Archbishop Welby, the most senior figure in the Anglican Communion consisting of some 85 million Christians globally, said the news, reported in yesterday's edition of the Daily Telegraph, had come as a "complete surprise".
"In the last month, I have discovered that my biological father is not Gavin Welby but, in fact, the late Sir Anthony Montague Browne," Archbishop Welby said in a statement issued through the Church of England.
But he insisted he was not disturbed by the news.
Retired priest released by Abu Sayyaf
ZAMBOANGA (Philippines) • A retired Italian priest held hostage for six months by Islamic militants left a Philippines hospital yesterday a day after his release looking frail, though officials said he was in good health.
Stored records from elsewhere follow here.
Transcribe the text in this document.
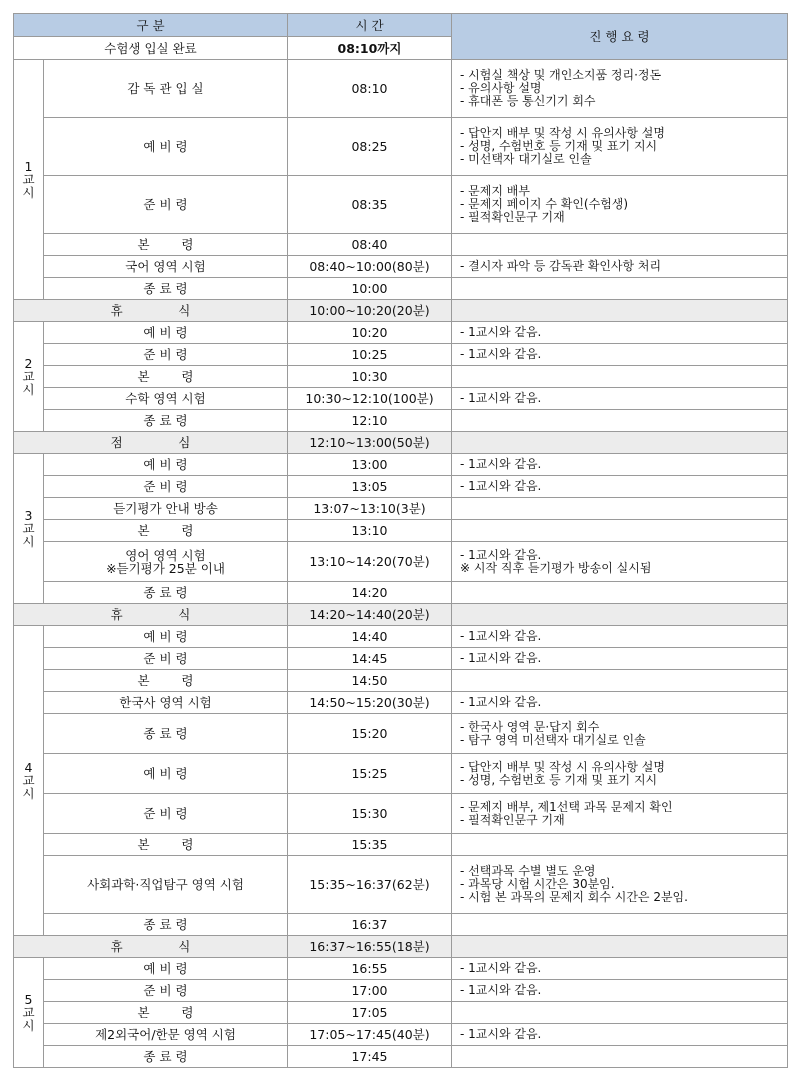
구 분		시 간	진 행 요 령
수험생 입실 완료		08:10까지	

1
교
시	감 독 관 입 실	08:10	- 시험실 책상 및 개인소지품 정리·정돈
- 유의사항 설명
- 휴대폰 등 통신기기 회수

	예 비 령	08:25	- 답안지 배부 및 작성 시 유의사항 설명
- 성명, 수험번호 등 기재 및 표기 지시
- 미선택자 대기실로 인솔

	준 비 령	08:35	- 문제지 배부
- 문제지 페이지 수 확인(수험생)
- 필적확인문구 기재

	본        령	08:40	
	국어 영역 시험	08:40~10:00(80분)	- 결시자 파악 등 감독관 확인사항 처리

	종 료 령	10:00	
휴              식		10:00~10:20(20분)	

2
교
시	예 비 령	10:20	- 1교시와 같음.

	준 비 령	10:25	- 1교시와 같음.

	본        령	10:30	
	수학 영역 시험	10:30~12:10(100분)	- 1교시와 같음.

	종 료 령	12:10	
점              심		12:10~13:00(50분)	

3
교
시	예 비 령	13:00	- 1교시와 같음.

	준 비 령	13:05	- 1교시와 같음.

	듣기평가 안내 방송	13:07~13:10(3분)	
	본        령	13:10	

	영어 영역 시험
※듣기평가 25분 이내	13:10~14:20(70분)	- 1교시와 같음.
※ 시작 직후 듣기평가 방송이 실시됨

	종 료 령	14:20	
휴              식		14:20~14:40(20분)	

4
교
시	예 비 령	14:40	- 1교시와 같음.

	준 비 령	14:45	- 1교시와 같음.

	본        령	14:50	
	한국사 영역 시험	14:50~15:20(30분)	- 1교시와 같음.

	종 료 령	15:20	- 한국사 영역 문·답지 회수
- 탐구 영역 미선택자 대기실로 인솔

	예 비 령	15:25	- 답안지 배부 및 작성 시 유의사항 설명
- 성명, 수험번호 등 기재 및 표기 지시

	준 비 령	15:30	- 문제지 배부, 제1선택 과목 문제지 확인
- 필적확인문구 기재

	본        령	15:35	
	사회과학·직업탐구 영역 시험	15:35~16:37(62분)	- 선택과목 수별 별도 운영
- 과목당 시험 시간은 30분임.
- 시험 본 과목의 문제지 회수 시간은 2분임.

	종 료 령	16:37	
휴              식		16:37~16:55(18분)	

5
교
시	예 비 령	16:55	- 1교시와 같음.

	준 비 령	17:00	- 1교시와 같음.

	본        령	17:05	
	제2외국어/한문 영역 시험	17:05~17:45(40분)	- 1교시와 같음.

	종 료 령	17:45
A thin Rolando Del Torchio waved to journalists as he walked to a waiting ambulance, after spending the night in a military hospital in the southern port of Zamboanga.
The Italian was held captive by the Abu Sayyaf group after armed men snatched the then 56-year-old at gunpoint at his pizza restaurant in the southern city of Dipolog in October last year.
Myanmar drops charges against 199 activists
YANGON • The Myanmar authorities have dropped charges against 199 political activists since Ms Aung San Suu Kyi pledged to fight for their freedom, a senior police officer said yesterday.
The cases were dismissed on Friday, he said, following Ms Suu Kyi's announcement the day before that she was working with her new civilian-led administration to secure the release of scores of political prisoners languishing in Myanmar's jails.
"Police have dropped 199 cases against political activists around the country as of yesterday," the officer said on condition of anonymity.
The issue has personal resonance for Ms Suu Kyi and many in her fledgling government, which is stacked with former activists once jailed under junta rule for their pro-democracy campaigns.